The first translator to win that prize was a white woman: Deborah Smith. In some ways, this reflects the uncomfortable realities of the industry – something that will not have been lost on Smith, who had established Tilted Axis Press a year earlier with the specific aim of increasing diversity in publishing, partly by focusing on translations from Asian languages.
Tilted Axis is now “putting our money where our mouth is”, she says, by funding a National Centre for Writing (NCW) mentorship programme for an emerging BAME literary translator. Explaining the need for the initiative, which receives additional funding from Arts Council England, she told me: “The vast majority of translations published in the UK are by white authors and white translators.”
Part of NCW’s Emerging Literary Translators Mentorship Programme, the six-month scheme is now in its second year. In addition to ongoing feedback and support from their mentors, the seven NCW mentees attend a weekend residential at the organisation’s Norwich campus, with talks on subjects such as negotiating contracts and managing a portfolio career; face-to-face work with their mentors; and the chance to pitch an idea to a publishing company. They also receive a bursary and have the chance to showcase their work at the London Book Fair through an anthology of their translations.
Programme Manager Sarah Bower explains how the mentorship came about: “We realised there are people out there who are interested in a career in literary translation but don’t know how to begin, and feel excluded because they don’t see their peers among established translators. So we wanted to do something to encourage those people to join the translation community.”
Mentees are selected by their mentors following an initial screening by NCW. For the Tilted Axis Mentorship, this role has been fulfilled for the first two years by Jeremy Tiang, who previously mentored with the Singapore Apprenticeship in Literary Translation (SALT) and the American Literary Translators Association. “The work Deborah was doing to extend the reach both of translation itself and also of the range of people who get to translate was great. I was very willing to be involved,” he says.
As with other mentorships, the areas covered depend on a mentee’s needs, usually including a combination of editing and industry knowledge. The obvious difference with this mentorship is the focus on the particular challenges facing BAME translators. “I’ve been able to support them in ways that maybe a translator of a different background wouldn’t be able to, because I’ve been through these challenges myself,” says Tiang.
Barriers to inclusion
In an industry where people of colour feel “very isolated”, according to Kean, “especially when they are at launches and the only other BAME people are serving drinks,” it is not surprising that many do not see publishing as an industry for them.
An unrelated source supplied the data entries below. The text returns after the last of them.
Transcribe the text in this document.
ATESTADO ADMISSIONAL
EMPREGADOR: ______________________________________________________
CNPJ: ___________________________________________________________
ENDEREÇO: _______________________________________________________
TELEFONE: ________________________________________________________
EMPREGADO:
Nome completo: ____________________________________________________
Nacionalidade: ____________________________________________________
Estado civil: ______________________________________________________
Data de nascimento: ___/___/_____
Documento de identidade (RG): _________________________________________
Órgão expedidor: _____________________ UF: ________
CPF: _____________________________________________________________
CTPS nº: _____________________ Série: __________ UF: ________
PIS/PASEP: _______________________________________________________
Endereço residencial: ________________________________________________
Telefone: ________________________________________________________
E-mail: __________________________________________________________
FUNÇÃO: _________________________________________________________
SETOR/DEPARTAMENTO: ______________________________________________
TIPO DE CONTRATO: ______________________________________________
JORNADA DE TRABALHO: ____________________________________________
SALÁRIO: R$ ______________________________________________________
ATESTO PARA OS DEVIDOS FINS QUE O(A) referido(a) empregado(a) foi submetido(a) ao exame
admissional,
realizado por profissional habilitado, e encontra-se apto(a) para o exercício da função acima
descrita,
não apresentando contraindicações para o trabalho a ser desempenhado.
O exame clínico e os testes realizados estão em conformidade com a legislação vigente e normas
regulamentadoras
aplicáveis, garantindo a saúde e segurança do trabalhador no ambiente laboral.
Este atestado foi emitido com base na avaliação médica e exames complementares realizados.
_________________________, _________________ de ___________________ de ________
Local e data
For the 2018 Tilted Axis mentee, Kavita Bhanot, this contributes to a lack of confidence that can make it difficult for BAME linguists to enter the industry. “A lot of the time people have the language skills, and other kinds of knowledge as well, but don’t see how that’s valuable,” she explains.
While Bhanot learnt to read Punjabi as an adult, only using it verbally as a child, many children of Punjabi heritage growing up in the UK learn to read and write the language at weekend classes (often in the gurdwara) or at school, some up to GCSE level. She observes that most of them “go on to abandon or ‘forget’ that knowledge because they don’t really see how it’s valuable or useful, or how there’s a place for it in the world.”
Literary translators tend to take an academic route into the field, so the fact that BAME people often acquire their language skills in alternative ways means that they may not always fit industry expectations. There are, of course, wider societal inequalities that mean fewer BAME people go to university. Bhanot believes that providing alternative learning spaces could make a difference. ”There’s not enough spaces for people to learn outside of universities – and there’s nowhere in the UK that you can study Punjabi language and literature at university – so I’m doing some work, with the suppport of the National Centre for Writing to set up Punjabi summer schools and workshops,” she says.
As a writer, Bhanot has long been interested in literary translation. In particular, she wanted to translate a friend’s short stories from Hindi into English. ”I might have continued to postpone starting to translate for a long time. Applying for and getting the Tilted Axis Mentorship pushed me to just start translating. It built my confidence and gave me permission to continue, as well as providing practical advice,” she says.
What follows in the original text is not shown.